Small business owners have a hard enough time getting customers in the door. But the merchants of West Washington Boulevard in Venice, Calif., had an even tougher time because there are several other Washington streets or boulevards around Los Angeles.
"I'd given directions to enough people through the years to be very frustrated," said Carol Tantau Smith, who has been selling jewelry and gift items on the boulevard for about eight years.
Two years ago, Tantau Smith helped spearhead a successful drive to rename the street Abbot Kinney Boulevard, in honor of the wealthy landowner who founded Venice and built canals resembling their Italian counterparts in the early 1900s.
The name change was the catalyst for an overall effort by business people to spruce up the district in hopes of boosting business.
Changing the character of a neighborhood isn't easy, but business owners nationwide are teaming up to rub out graffiti, clear trash from vacant lots and brighten their surroundings.
Every dollar invested in fixing up your business district can generate up to $17 in additional income, according to Matt Hussman, a program associate for the National Trust for Historic Preservation in Washington.
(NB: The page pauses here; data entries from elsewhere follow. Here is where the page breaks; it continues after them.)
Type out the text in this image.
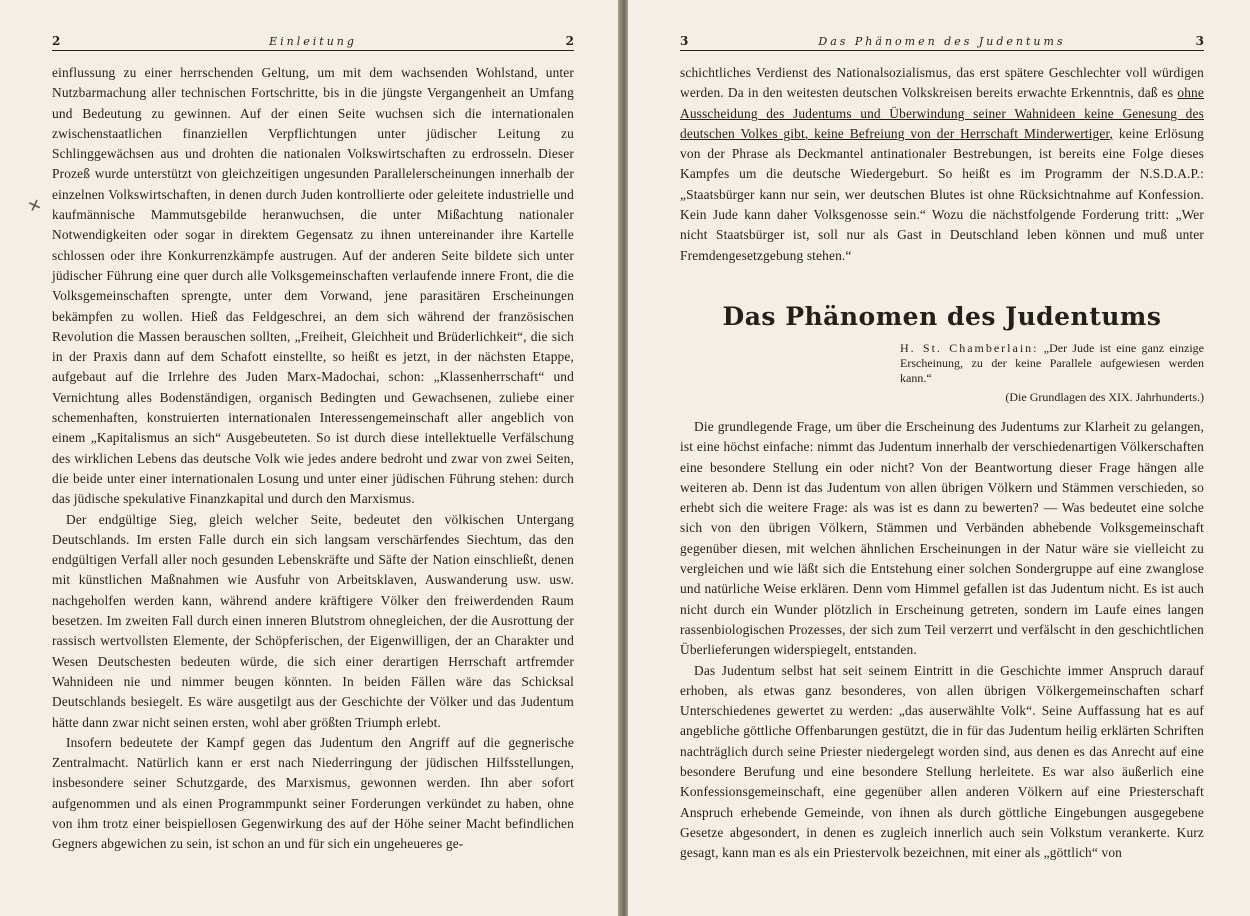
2	Einleitung	2

einflussung zu einer herrschenden Geltung, um mit dem wachsenden Wohlstand, unter Nutzbarmachung aller technischen Fortschritte, bis in die jüngste Vergangenheit an Umfang und Bedeutung zu gewinnen. Auf der einen Seite wuchsen sich die internationalen zwischenstaatlichen finanziellen Verpflichtungen unter jüdischer Leitung zu Schlinggewächsen aus und drohten die nationalen Volkswirtschaften zu erdrosseln. Dieser Prozeß wurde unterstützt von gleichzeitigen ungesunden Parallelerscheinungen innerhalb der einzelnen Volkswirtschaften, in denen durch Juden kontrollierte oder geleitete industrielle und kaufmännische Mammutsgebilde heranwuchsen, die unter Mißachtung nationaler Notwendigkeiten oder sogar in direktem Gegensatz zu ihnen untereinander ihre Kartelle schlossen oder ihre Konkurrenzkämpfe austrugen. Auf der anderen Seite bildete sich unter jüdischer Führung eine quer durch alle Volksgemeinschaften verlaufende innere Front, die die Volksgemeinschaften sprengte, unter dem Vorwand, jene parasitären Erscheinungen bekämpfen zu wollen. Hieß das Feldgeschrei, an dem sich während der französischen Revolution die Massen berauschen sollten, „Freiheit, Gleichheit und Brüderlichkeit“, die sich in der Praxis dann auf dem Schafott einstellte, so heißt es jetzt, in der nächsten Etappe, aufgebaut auf die Irrlehre des Juden Marx-Madochai, schon: „Klassenherrschaft“ und Vernichtung alles Bodenständigen, organisch Bedingten und Gewachsenen, zuliebe einer schemenhaften, konstruierten internationalen Interessengemeinschaft aller angeblich von einem „Kapitalismus an sich“ Ausgebeuteten. So ist durch diese intellektuelle Verfälschung des wirklichen Lebens das deutsche Volk wie jedes andere bedroht und zwar von zwei Seiten, die beide unter einer internationalen Losung und unter einer jüdischen Führung stehen: durch das jüdische spekulative Finanzkapital und durch den Marxismus.

Der endgültige Sieg, gleich welcher Seite, bedeutet den völkischen Untergang Deutschlands. Im ersten Falle durch ein sich langsam verschärfendes Siechtum, das den endgültigen Verfall aller noch gesunden Lebenskräfte und Säfte der Nation einschließt, denen mit künstlichen Maßnahmen wie Ausfuhr von Arbeitsklaven, Auswanderung usw. usw. nachgeholfen werden kann, während andere kräftigere Völker den freiwerdenden Raum besetzen. Im zweiten Fall durch einen inneren Blutstrom ohnegleichen, der die Ausrottung der rassisch wertvollsten Elemente, der Schöpferischen, der Eigenwilligen, der an Charakter und Wesen Deutschesten bedeuten würde, die sich einer derartigen Herrschaft artfremder Wahnideen nie und nimmer beugen könnten. In beiden Fällen wäre das Schicksal Deutschlands besiegelt. Es wäre ausgetilgt aus der Geschichte der Völker und das Judentum hätte dann zwar nicht seinen ersten, wohl aber größten Triumph erlebt.

Insofern bedeutete der Kampf gegen das Judentum den Angriff auf die gegnerische Zentralmacht. Natürlich kann er erst nach Niederringung der jüdischen Hilfsstellungen, insbesondere seiner Schutzgarde, des Marxismus, gewonnen werden. Ihn aber sofort aufgenommen und als einen Programmpunkt seiner Forderungen verkündet zu haben, ohne von ihm trotz einer beispiellosen Gegenwirkung des auf der Höhe seiner Macht befindlichen Gegners abgewichen zu sein, ist schon an und für sich ein ungeheueres ge-

✕
3	Das Phänomen des Judentums	3

schichtliches Verdienst des Nationalsozialismus, das erst spätere Geschlechter voll würdigen werden. Da in den weitesten deutschen Volkskreisen bereits erwachte Erkenntnis, daß es ohne Ausscheidung des Judentums und Überwindung seiner Wahnideen keine Genesung des deutschen Volkes gibt, keine Befreiung von der Herrschaft Minderwertiger, keine Erlösung von der Phrase als Deckmantel antinationaler Bestrebungen, ist bereits eine Folge dieses Kampfes um die deutsche Wiedergeburt. So heißt es im Programm der N.S.D.A.P.: „Staatsbürger kann nur sein, wer deutschen Blutes ist ohne Rücksichtnahme auf Konfession. Kein Jude kann daher Volksgenosse sein.“ Wozu die nächstfolgende Forderung tritt: „Wer nicht Staatsbürger ist, soll nur als Gast in Deutschland leben können und muß unter Fremdengesetzgebung stehen.“

Das Phänomen des Judentums
H. St. Chamberlain: „Der Jude ist eine ganz einzige Erscheinung, zu der keine Parallele aufgewiesen werden kann.“
(Die Grundlagen des XIX. Jahrhunderts.)

Die grundlegende Frage, um über die Erscheinung des Judentums zur Klarheit zu gelangen, ist eine höchst einfache: nimmt das Judentum innerhalb der verschiedenartigen Völkerschaften eine besondere Stellung ein oder nicht? Von der Beantwortung dieser Frage hängen alle weiteren ab. Denn ist das Judentum von allen übrigen Völkern und Stämmen verschieden, so erhebt sich die weitere Frage: als was ist es dann zu bewerten? — Was bedeutet eine solche sich von den übrigen Völkern, Stämmen und Verbänden abhebende Volksgemeinschaft gegenüber diesen, mit welchen ähnlichen Erscheinungen in der Natur wäre sie vielleicht zu vergleichen und wie läßt sich die Entstehung einer solchen Sondergruppe auf eine zwanglose und natürliche Weise erklären. Denn vom Himmel gefallen ist das Judentum nicht. Es ist auch nicht durch ein Wunder plötzlich in Erscheinung getreten, sondern im Laufe eines langen rassenbiologischen Prozesses, der sich zum Teil verzerrt und verfälscht in den geschichtlichen Überlieferungen widerspiegelt, entstanden.

Das Judentum selbst hat seit seinem Eintritt in die Geschichte immer Anspruch darauf erhoben, als etwas ganz besonderes, von allen übrigen Völkergemeinschaften scharf Unterschiedenes gewertet zu werden: „das auserwählte Volk“. Seine Auffassung hat es auf angebliche göttliche Offenbarungen gestützt, die in für das Judentum heilig erklärten Schriften nachträglich durch seine Priester niedergelegt worden sind, aus denen es das Anrecht auf eine besondere Berufung und eine besondere Stellung herleitete. Es war also äußerlich eine Konfessionsgemeinschaft, eine gegenüber allen anderen Völkern auf eine Priesterschaft Anspruch erhebende Gemeinde, von ihnen als durch göttliche Eingebungen ausgegebene Gesetze abgesondert, in denen es zugleich innerlich auch sein Volkstum verankerte. Kurz gesagt, kann man es als ein Priestervolk bezeichnen, mit einer als „göttlich“ von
Over the past 10 years, the Trust's Main Street Center has helped 661 communities from Boston to Hollister, Calif., revitalize their commercial streets.
"The projects across the country have generated thousands of dollars and created thousands of jobs," Hussman said.
Involving local residents who shop in your store is critical to ensuring the success of any revitalization plan, said Mark Futterman, director of urban design and planning for Urban Innovations Group in Los Angeles. He also recommended contacting local city planners and politicians to gain support.
Futterman, who chairs the urban design committee for the Los Angeles chapter of the American Institute of Architects, said AIA chapters around the country can serve as resources for business owners seeking help.
Redevelopment experts say what is happening along Abbot Kinney Boulevard is typical of revitalization projects elsewhere. Once the physical area is improved, rents go up and the caliber of businesses generally improves.
Although the street is still tricky to find, the feeling along Abbot Kinney Boulevard is that business is perking up. "It just feels different," said Tantau Smith. "There is a real energy."
Within five short blocks, visitors can find a plumber, travel agency, grocery store, liquor store, barber and beauty shops, a kick-boxing school, several antique stores, a contemporary lighting gallery, a vintage clothing store, a myriad of art galleries and a millinery shop.
Dozens of palm trees are due to be planted along the parkways to soften the harsh lines of the older brick and concrete buildings.
"The quality of merchants is a clear cut above what we've had here before," said Richard Rosenthal, principal broker and real estate consultant for Richard Rosenthal and Associates. "The energy along the boulevard is created by the rehabilitation and new construction."
Sunya Currie, a jewelry designer and antique dealer, bought the old Elk's Club building on Washington Boulevard in 1968. In the 1970s, she ran her antique business in the airy space. In 1981, when the boulevard's energy reached a low ebb, she moved to Beverly Hills.
Currie returned to Abbot Kinney Boulevard in September, determined to be part of the renaissance. "I just had a feeling this area was ready to take off," said Currie. "There is a feeling of the original Venice here, with artists living and working in the same space."
Lori Henle, a modern-day milliner who specializes in traditional techniques, said she is very busy with retail customers when she opens her door on Saturday and Sunday.
She moved her studio to Abbot Kinney Boulevard in July and is about to move into an apartment behind her workshop.
"Everybody on the street is really pulling together," said Henle, who worked as a fashion stylist before turning her skills to hat making. "I'm just happy to be down here."